Батя кладет ему руку на плечо:

— Не мучайся, не грызи себя, Иван.

— Нет у меня полного доверия.

— Это понятно. Я, Иван, до войны много на эти темы размышлял. Знаешь, что я тебе скажу: недоверие — чувство, как бы тебе сказать… общее, что ли. Не доверять легче, тут ты людей сразу целой ярмаркой меряешь. Соседа, жену, сына, начальника, подчиненного… или там целую компанию: взял да и записал их в подозрительные. И. сразу сам высоко стал. И чувство видное, для показа интересное. В зачет опять-таки идет. С не-доверием даже дурень будет умным казаться, потому что для этого большого ума не надо, а для доверия нужна голова и чтоб там, в середке, не сто пудов дыму, а кое-что серьезное, ’потому что доверие идет к каждому человеку, а не к ярмарке, не к скопу, и, значит, каждого человека ты должен знать, душу понимать, для этого же работать надо так, что голова потеет. А, Иван?

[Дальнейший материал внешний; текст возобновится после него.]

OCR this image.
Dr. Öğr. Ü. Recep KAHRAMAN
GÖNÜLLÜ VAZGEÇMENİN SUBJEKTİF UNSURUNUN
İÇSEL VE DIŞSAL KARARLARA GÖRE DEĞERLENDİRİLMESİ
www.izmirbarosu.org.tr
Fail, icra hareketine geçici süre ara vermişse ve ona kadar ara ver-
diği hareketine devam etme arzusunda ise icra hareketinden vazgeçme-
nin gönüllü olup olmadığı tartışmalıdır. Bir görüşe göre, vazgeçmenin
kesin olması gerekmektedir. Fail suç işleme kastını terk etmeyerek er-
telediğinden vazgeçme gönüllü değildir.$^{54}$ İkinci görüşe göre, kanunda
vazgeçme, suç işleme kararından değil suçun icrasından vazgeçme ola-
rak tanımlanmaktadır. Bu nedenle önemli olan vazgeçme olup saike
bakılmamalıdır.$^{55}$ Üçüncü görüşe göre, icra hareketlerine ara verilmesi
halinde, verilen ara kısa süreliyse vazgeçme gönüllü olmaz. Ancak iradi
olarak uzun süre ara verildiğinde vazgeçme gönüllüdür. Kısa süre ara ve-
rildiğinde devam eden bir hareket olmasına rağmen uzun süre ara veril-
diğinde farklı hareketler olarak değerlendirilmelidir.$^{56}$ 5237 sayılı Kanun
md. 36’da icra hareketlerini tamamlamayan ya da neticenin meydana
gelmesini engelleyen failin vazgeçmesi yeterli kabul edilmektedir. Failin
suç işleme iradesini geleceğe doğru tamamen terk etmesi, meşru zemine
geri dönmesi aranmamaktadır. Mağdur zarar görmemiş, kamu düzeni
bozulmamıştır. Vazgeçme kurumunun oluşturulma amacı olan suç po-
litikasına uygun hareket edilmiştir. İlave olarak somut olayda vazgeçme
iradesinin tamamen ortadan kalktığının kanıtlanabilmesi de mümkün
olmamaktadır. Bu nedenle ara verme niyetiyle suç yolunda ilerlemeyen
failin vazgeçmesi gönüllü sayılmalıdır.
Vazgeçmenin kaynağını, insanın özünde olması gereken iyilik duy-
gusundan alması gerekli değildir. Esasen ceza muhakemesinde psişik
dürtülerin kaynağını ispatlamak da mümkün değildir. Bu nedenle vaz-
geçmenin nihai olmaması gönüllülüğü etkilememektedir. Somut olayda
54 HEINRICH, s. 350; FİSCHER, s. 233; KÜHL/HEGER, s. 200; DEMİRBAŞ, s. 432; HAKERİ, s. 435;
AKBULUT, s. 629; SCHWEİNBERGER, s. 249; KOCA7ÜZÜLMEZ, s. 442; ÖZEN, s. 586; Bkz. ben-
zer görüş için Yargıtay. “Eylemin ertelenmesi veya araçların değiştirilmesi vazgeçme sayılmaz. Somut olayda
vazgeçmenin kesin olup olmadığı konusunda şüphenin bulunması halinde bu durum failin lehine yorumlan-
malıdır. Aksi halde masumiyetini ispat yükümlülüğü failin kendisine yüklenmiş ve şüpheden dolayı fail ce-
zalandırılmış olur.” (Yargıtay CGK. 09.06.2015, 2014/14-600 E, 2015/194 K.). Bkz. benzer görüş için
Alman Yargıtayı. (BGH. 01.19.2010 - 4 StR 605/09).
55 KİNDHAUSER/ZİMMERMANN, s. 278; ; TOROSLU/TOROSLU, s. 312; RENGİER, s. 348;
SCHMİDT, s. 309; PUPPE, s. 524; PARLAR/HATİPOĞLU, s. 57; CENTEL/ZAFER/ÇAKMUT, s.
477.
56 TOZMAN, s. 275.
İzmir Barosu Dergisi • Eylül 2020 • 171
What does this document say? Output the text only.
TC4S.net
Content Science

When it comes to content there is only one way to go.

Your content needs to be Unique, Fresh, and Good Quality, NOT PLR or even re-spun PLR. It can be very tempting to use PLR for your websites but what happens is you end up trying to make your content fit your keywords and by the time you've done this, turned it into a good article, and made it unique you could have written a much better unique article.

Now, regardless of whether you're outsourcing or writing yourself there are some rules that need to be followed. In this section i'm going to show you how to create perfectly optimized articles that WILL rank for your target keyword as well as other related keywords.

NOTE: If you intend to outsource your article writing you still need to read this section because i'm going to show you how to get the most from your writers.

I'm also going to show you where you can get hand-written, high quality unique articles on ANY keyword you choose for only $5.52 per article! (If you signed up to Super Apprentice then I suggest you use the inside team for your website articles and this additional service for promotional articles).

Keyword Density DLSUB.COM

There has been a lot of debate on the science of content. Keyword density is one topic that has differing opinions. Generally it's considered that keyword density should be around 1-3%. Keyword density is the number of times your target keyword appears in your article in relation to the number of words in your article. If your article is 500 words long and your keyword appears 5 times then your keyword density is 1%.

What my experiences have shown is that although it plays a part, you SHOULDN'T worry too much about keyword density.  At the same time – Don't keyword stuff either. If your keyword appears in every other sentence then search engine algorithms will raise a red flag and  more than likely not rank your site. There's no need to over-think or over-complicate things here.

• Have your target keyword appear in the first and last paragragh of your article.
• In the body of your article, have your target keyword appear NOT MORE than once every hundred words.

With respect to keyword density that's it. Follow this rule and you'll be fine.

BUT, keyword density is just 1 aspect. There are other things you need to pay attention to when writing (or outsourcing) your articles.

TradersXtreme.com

— Так-то оно так, — бормочет Сычужный.

И как оно легко получается у Бати Парфеника — доброты не боится. Сычужный всегда опасался этого дурного свойства в себе и тщательно рылся в его корнях, чтоб истребить твердой рукой, как бодяк в огороде. Вот и в газетах, даже в тихое, мирное время, помнил Сычужный, всегда ругали ротозеев, тех, кто недоглядел, чужие слова на веру принял, чужой слезой позволил обжечься. А что к ротозейству приводит? Если разобраться: доброта, жалость, неклассовые, пустые понятия.

А вот Батя и пожалеть не боится. В отряде много таких, кто не прямым путем вышел к партизанам, а проплутав по вдовьим домам, чужим хуторам в поисках тихого угла, выхода из боя. Бывало, и полицаям Батя грех прощал, только приказывал выдрать, по народному обычаю. Но, было такое, и смертный приговор подписывал без дрожи в пальцах, и закорючка у него не расплывалась. Свой дебет с кредитом у Бати, своя бухгалтерия по части человеческих душ, и понять ее Сычужный старался, но не мог. Батя, случилось, свояка отправил к боженьке на полный разбор дела. Трудный случай был со свояком. Взяли его при атаке села, и был свояк Батин с полицейской повязкой и с карабином, но клялся и божился, что к немцам служить его силком завели и старался он, мол, об одном только: чтоб при первой встрече с партизанами удрать. Вызвал Батя свидетелей, дотошно расспросил, разузнал подноготную и сказал свояку, белому, как чищеная редька: «Что в полицаи заставили пойти — это может быть. Воля, она и недоброй бывает, как мачеха. И стрелять можно по злой чужой воле — верю. Но что ты в моих хлопцев стрелял прицельно, мушку в небо не задирал — вот тут ты волю свою, кум-своячок, сам и сотворил, сам за нее и ответишь». И подписал путевку Батя в невозвратный мир без колебания, не слыша плача и стенаний.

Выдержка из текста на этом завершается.